Eddy leads his party of fifteen away and they struggle; it takes two days just to make it to the pass. On the first night, they camp and Eddy reaches in his pack and—like a blow to the gut—he realizes his wife has packed the remaining bear meat for him. It’s only a few bites, but her selflessness destroys him. She has sacrificed her share for him. He looks back and can just see a curl of smoke from their camp.
What if the only way to save the ones you love . . . is to leave them behind?
They move on. For days and days, the fifteen walk, making slow progress across craggy peaks and snowy valleys. Blizzards blind them and stop them in their tracks. It takes days to go a few thousand yards.
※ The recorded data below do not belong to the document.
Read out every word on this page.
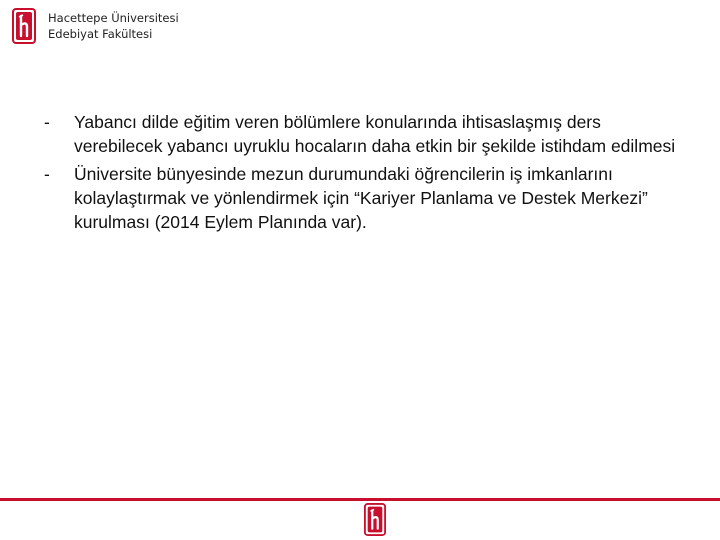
Hacettepe Üniversitesi
Edebiyat Fakültesi
- Yabancı dilde eğitim veren bölümlere konularında ihtisaslaşmış ders verebilecek yabancı uyruklu hocaların daha etkin bir şekilde istihdam edilmesi
- Üniversite bünyesinde mezun durumundaki öğrencilerin iş imkanlarını kolaylaştırmak ve yönlendirmek için “Kariyer Planlama ve Destek Merkezi” kurulması (2014 Eylem Planında var).
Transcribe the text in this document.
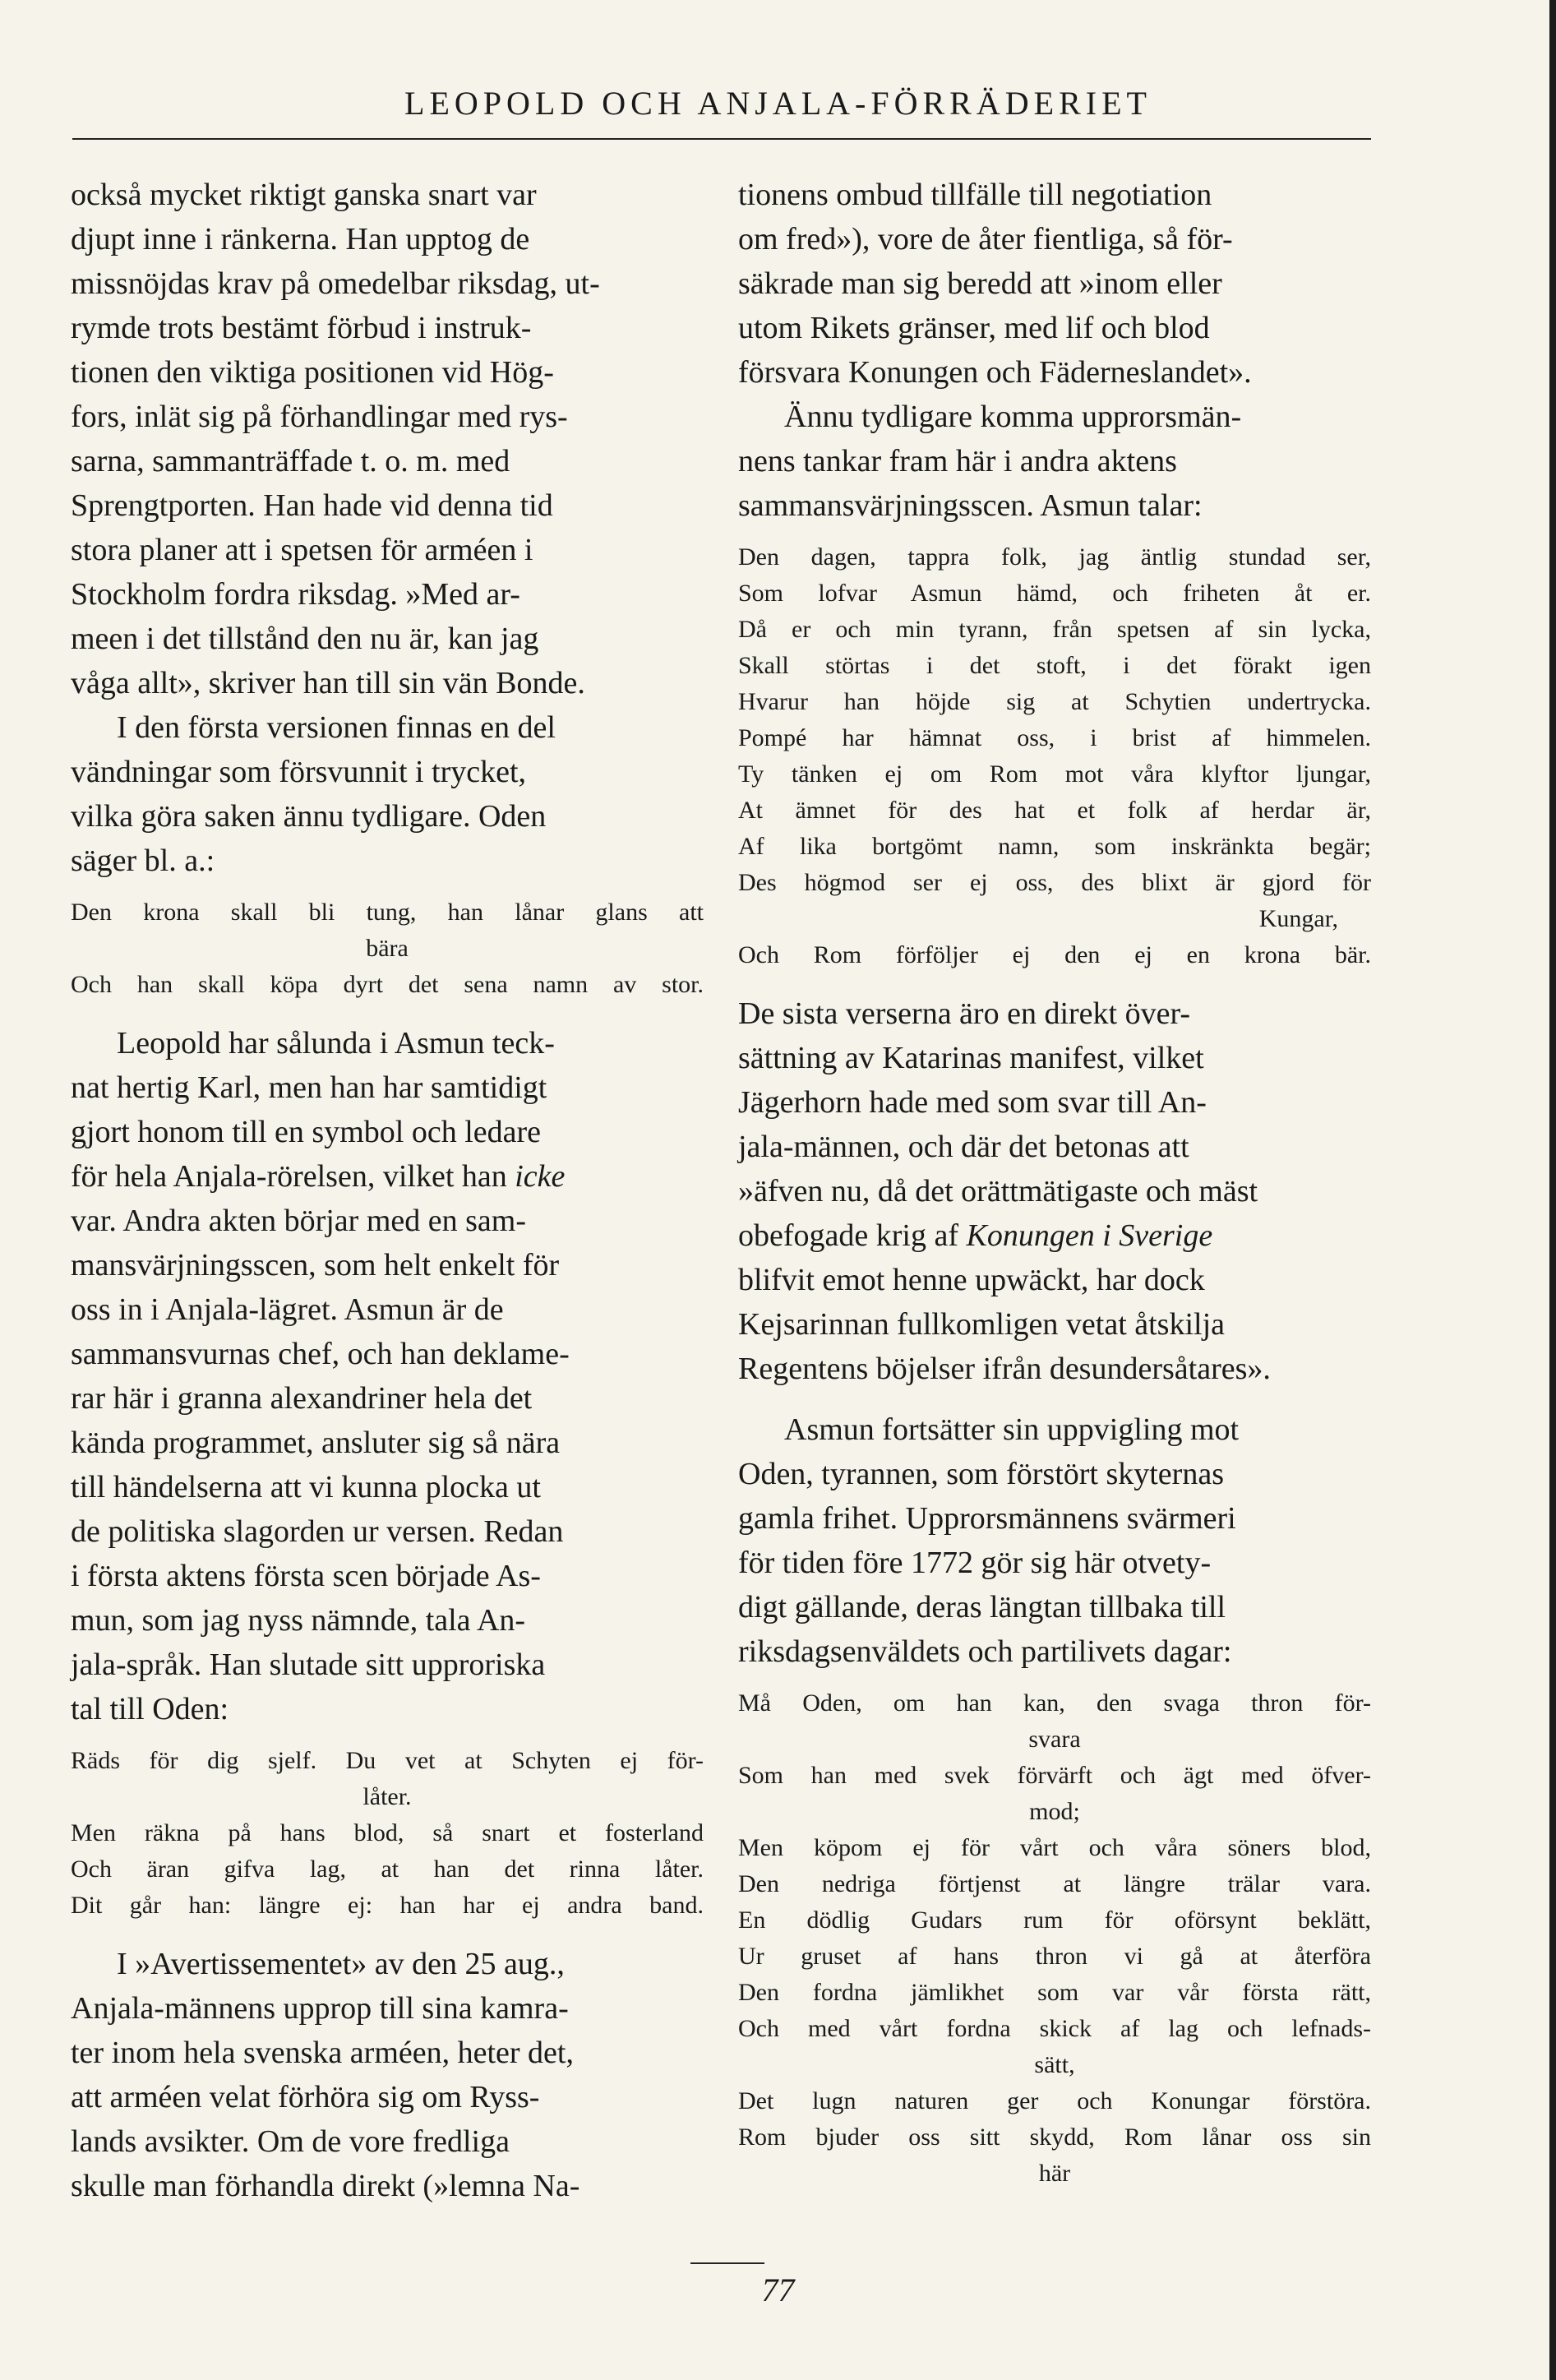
LEOPOLD OCH ANJALA-FÖRRÄDERIET

också mycket riktigt ganska snart var
djupt inne i ränkerna. Han upptog de
missnöjdas krav på omedelbar riksdag, ut-
rymde trots bestämt förbud i instruk-
tionen den viktiga positionen vid Hög-
fors, inlät sig på förhandlingar med rys-
sarna, sammanträffade t. o. m. med
Sprengtporten. Han hade vid denna tid
stora planer att i spetsen för arméen i
Stockholm fordra riksdag. »Med ar-
meen i det tillstånd den nu är, kan jag
våga allt», skriver han till sin vän Bonde.

I den första versionen finnas en del
vändningar som försvunnit i trycket,
vilka göra saken ännu tydligare. Oden
säger bl. a.:

Den krona skall bli tung, han lånar glans att

bära

Och han skall köpa dyrt det sena namn av stor.

Leopold har sålunda i Asmun teck-
nat hertig Karl, men han har samtidigt
gjort honom till en symbol och ledare
för hela Anjala-rörelsen, vilket han icke
var. Andra akten börjar med en sam-
mansvärjningsscen, som helt enkelt för
oss in i Anjala-lägret. Asmun är de
sammansvurnas chef, och han deklame-
rar här i granna alexandriner hela det
kända programmet, ansluter sig så nära
till händelserna att vi kunna plocka ut
de politiska slagorden ur versen. Redan
i första aktens första scen började As-
mun, som jag nyss nämnde, tala An-
jala-språk. Han slutade sitt upproriska
tal till Oden:

Räds för dig sjelf. Du vet at Schyten ej för-

låter.

Men räkna på hans blod, så snart et fosterland

Och äran gifva lag, at han det rinna låter.

Dit går han: längre ej: han har ej andra band.

I »Avertissementet» av den 25 aug.,
Anjala-männens upprop till sina kamra-
ter inom hela svenska arméen, heter det,
att arméen velat förhöra sig om Ryss-
lands avsikter. Om de vore fredliga
skulle man förhandla direkt (»lemna Na-

tionens ombud tillfälle till negotiation
om fred»), vore de åter fientliga, så för-
säkrade man sig beredd att »inom eller
utom Rikets gränser, med lif och blod
försvara Konungen och Fäderneslandet».

Ännu tydligare komma upprorsmän-
nens tankar fram här i andra aktens
sammansvärjningsscen. Asmun talar:

Den dagen, tappra folk, jag äntlig stundad ser,

Som lofvar Asmun hämd, och friheten åt er.

Då er och min tyrann, från spetsen af sin lycka,

Skall störtas i det stoft, i det förakt igen

Hvarur han höjde sig at Schytien undertrycka.

Pompé har hämnat oss, i brist af himmelen.

Ty tänken ej om Rom mot våra klyftor ljungar,

At ämnet för des hat et folk af herdar är,

Af lika bortgömt namn, som inskränkta begär;

Des högmod ser ej oss, des blixt är gjord för

Kungar,

Och Rom förföljer ej den ej en krona bär.

De sista verserna äro en direkt över-
sättning av Katarinas manifest, vilket
Jägerhorn hade med som svar till An-
jala-männen, och där det betonas att
»äfven nu, då det orättmätigaste och mäst
obefogade krig af Konungen i Sverige
blifvit emot henne upwäckt, har dock
Kejsarinnan fullkomligen vetat åtskilja
Regentens böjelser ifrån desundersåtares».

Asmun fortsätter sin uppvigling mot
Oden, tyrannen, som förstört skyternas
gamla frihet. Upprorsmännens svärmeri
för tiden före 1772 gör sig här otvety-
digt gällande, deras längtan tillbaka till
riksdagsenväldets och partilivets dagar:

Må Oden, om han kan, den svaga thron för-

svara

Som han med svek förvärft och ägt med öfver-

mod;

Men köpom ej för vårt och våra söners blod,

Den nedriga förtjenst at längre trälar vara.

En dödlig Gudars rum för oförsynt beklätt,

Ur gruset af hans thron vi gå at återföra

Den fordna jämlikhet som var vår första rätt,

Och med vårt fordna skick af lag och lefnads-

sätt,

Det lugn naturen ger och Konungar förstöra.

Rom bjuder oss sitt skydd, Rom lånar oss sin

här

77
With no food except a few bites of Eddy’s bear meat, they grow weak. One of the men, Foster, says they must sacrifice one of themselves for food for the others, and they talk of drawing lots. William Eddy says that if someone is going to be sacrificed, then that man must be given a chance. They should pick two men and have them fight to the death. He volunteers to be one of the men. But no one moves. One morning, an old man and a boy are dead of starvation. They have no choice. They build a fire and eat the meat of their companions.
But we don’t linger on this aspect. It’s just . . . what it is. People hear Donner Party and they think cannibalism, but almost all of the survivors said the cannibalism was nothing . . . it was the cold, the despair, these are the enemy. For days they walk; only William Eddy keeps them from descending into chaos. More men die and the party eats what it can, and still the group walks, until there are only nine left—four of the original ten men and all five women. Two of the surviving men are Indian scouts. The other living white man, Foster, wants to shoot the Indians and eat them. But Eddy won’t let him and he warns the Indians, who manage to escape before Foster can kill them. When Foster finds out, he attacks Eddy, but the women break up the fight.
And why do the men die and the women survive? Because women have more body fat to live off of, and are lighter, so they use less energy walking through snow. It is the great irony: muscles kill men.
Eighteen days. That’s how long the rescue party walks. For eighteen days they stagger through forty-foot drifts, ice so hard it cracks their skin. They are seven skeletons in tatters when they finally descend below the snow line. In the woods, they see a deer, but William Eddy is too weak to lift his gun. It is wrenching—William Eddy finally sees game, tries to shoulder his rifle, and fails. He just drops the gun. And walks on. For food, they graze on bark and wild grasses, like deer. And then, William Eddy sees a curl of smoke from a small Indian village. But the others are simply too weak to move, so William Eddy leaves them behind and goes on himself.